In a given population, each individual has a number of offspring $Y$ with discrete Uniform distribution on $\{0, 1, \ldots, N \}$, for some fixed $N \ge 1$, i.e. $P(Y = k) =\frac{1}{N+1}$ for all $k = 0, 1, \ldots, N$. Let $\pi_N$ denote the probability of eventual extinction of this population when it starts from one individual.
a. Write down an equation solved by $\pi_N$.
b. For each fixed $N$, give the number of solutions that this equation has in the interval $[0, 1]$. Give a short explanation. If there is more than one solutions, indicate which one is $\pi_N$.
For part a, is it something along the lines of $\ \pi_N = G(\pi_N)$? I'm kind of lost.
If the first individual has $k\ne 0$ offspring then the eventual extinction probability is $\pi_0^k$. So $\pi_k$ satisfies
$\pi_0=\frac{1}{N+1}+\sum_{k=1}^N\frac{\pi_0^k}{N+1}$.
This simplifies to $(N+1)\pi_0=\sum_{k=0}^N \pi_0^k$.
$\pi_0=1$ is one of the solutions.
$f(\pi_0)=\left(\sum_{k=0}^N\pi_0^k\right)-(N+1)\pi_0$ factorises as $f(\pi_0)=(\pi_0-1)(\pi_0^{N-1}+2\pi_0^{N-2}+3\pi_0^{N-3}+...+(N-1)\pi_0-1)$.
Let $g(\pi_0)=\pi_0^{N-1}+2\pi_0^{N-2}+3\pi_0^{N-3}+...+(N-1)\pi_0-1$. When $N=1$, $g$ has no roots.
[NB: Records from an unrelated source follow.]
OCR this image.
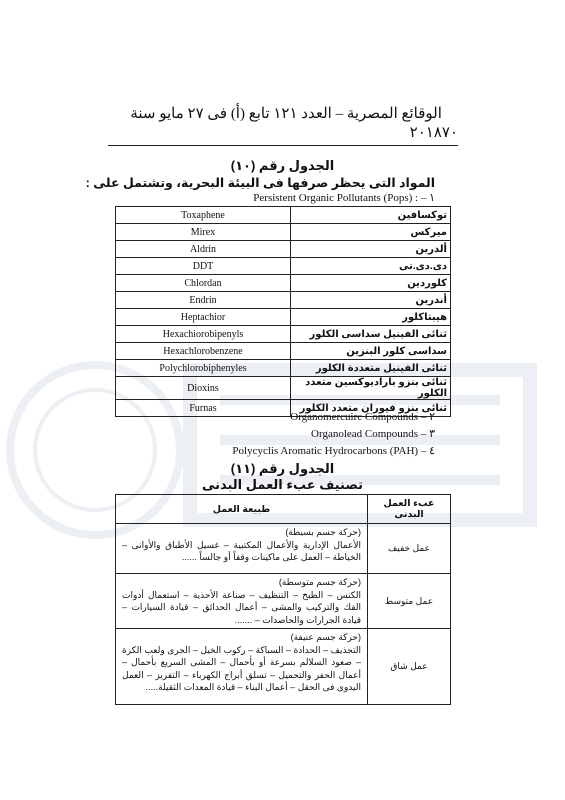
٧٠
الوقائع المصرية – العدد ١٢١ تابع (أ) فى ٢٧ مايو سنة ٢٠١٨
الجدول رقم (١٠)
المواد التى يحظر صرفها فى البيئة البحرية، وتشتمل على :
Persistent Organic Pollutants (Pops) : – ١
Toxaphene	توكسافين
Mirex	ميركس
Aldrin	ألدرين
DDT	دى.دى.تى
Chlordan	كلوردين
Endrin	أندرين
Heptachior	هيبتاكلور
Hexachiorobipenyls	ثنائى الفينيل سداسى الكلور
Hexachlorobenzene	سداسى كلور البنزين
Polychlorobiphenyles	ثنائى الفينيل متعددة الكلور
Dioxins	ثنائى بنزو باراديوكسين متعدد الكلور
Furnas	ثنائى بنزو فيوران متعدد الكلور
Organomercuirc Compounds – ٢
Organolead Compounds – ٣
Polycyclis Aromatic Hydrocarbons (PAH) – ٤
الجدول رقم (١١)
تصنيف عبء العمل البدنى
عبء العمل البدنى	طبيعة العمل
عمل خفيف	(حركة جسم بسيطة)
الأعمال الإدارية والأعمال المكتبية – غسيل الأطباق والأوانى – الخياطة – العمل على ماكينات وقفاً أو جالساً ......
عمل متوسط	(حركة جسم متوسطة)
الكنس – الطبخ – التنظيف – صناعة الأحذية – استعمال أدوات الفك والتركيب والمشى – أعمال الحدائق – قيادة السيارات – قيادة الجرارات والحاصدات – .......
عمل شاق	(حركة جسم عنيفة)
التجذيف – الحدادة – السباكة – ركوب الخيل – الجرى ولعب الكرة – صعود السلالم بسرعة أو بأحمال – المشى السريع بأحمال – أعمال الحفر والتحميل – تسلق أبراج الكهرباء – التفريز – العمل اليدوى فى الحقل – أعمال البناء – قيادة المعدات الثقيلة.....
When $N=2$, $g$ has one root at $\pi_0=1$.
Now consider the case $N>2$. $g$ has at least one root in $[0,1]$ since $g(0)<0$ and $g(1)>0$. In fact, $g$ cannot have more than one root in $[0,1]$ since $g'(\pi_0)>0$ for all $\pi_0>0$.
So there is one solution when $N=1,2$ and there are two solutions when $N>2$.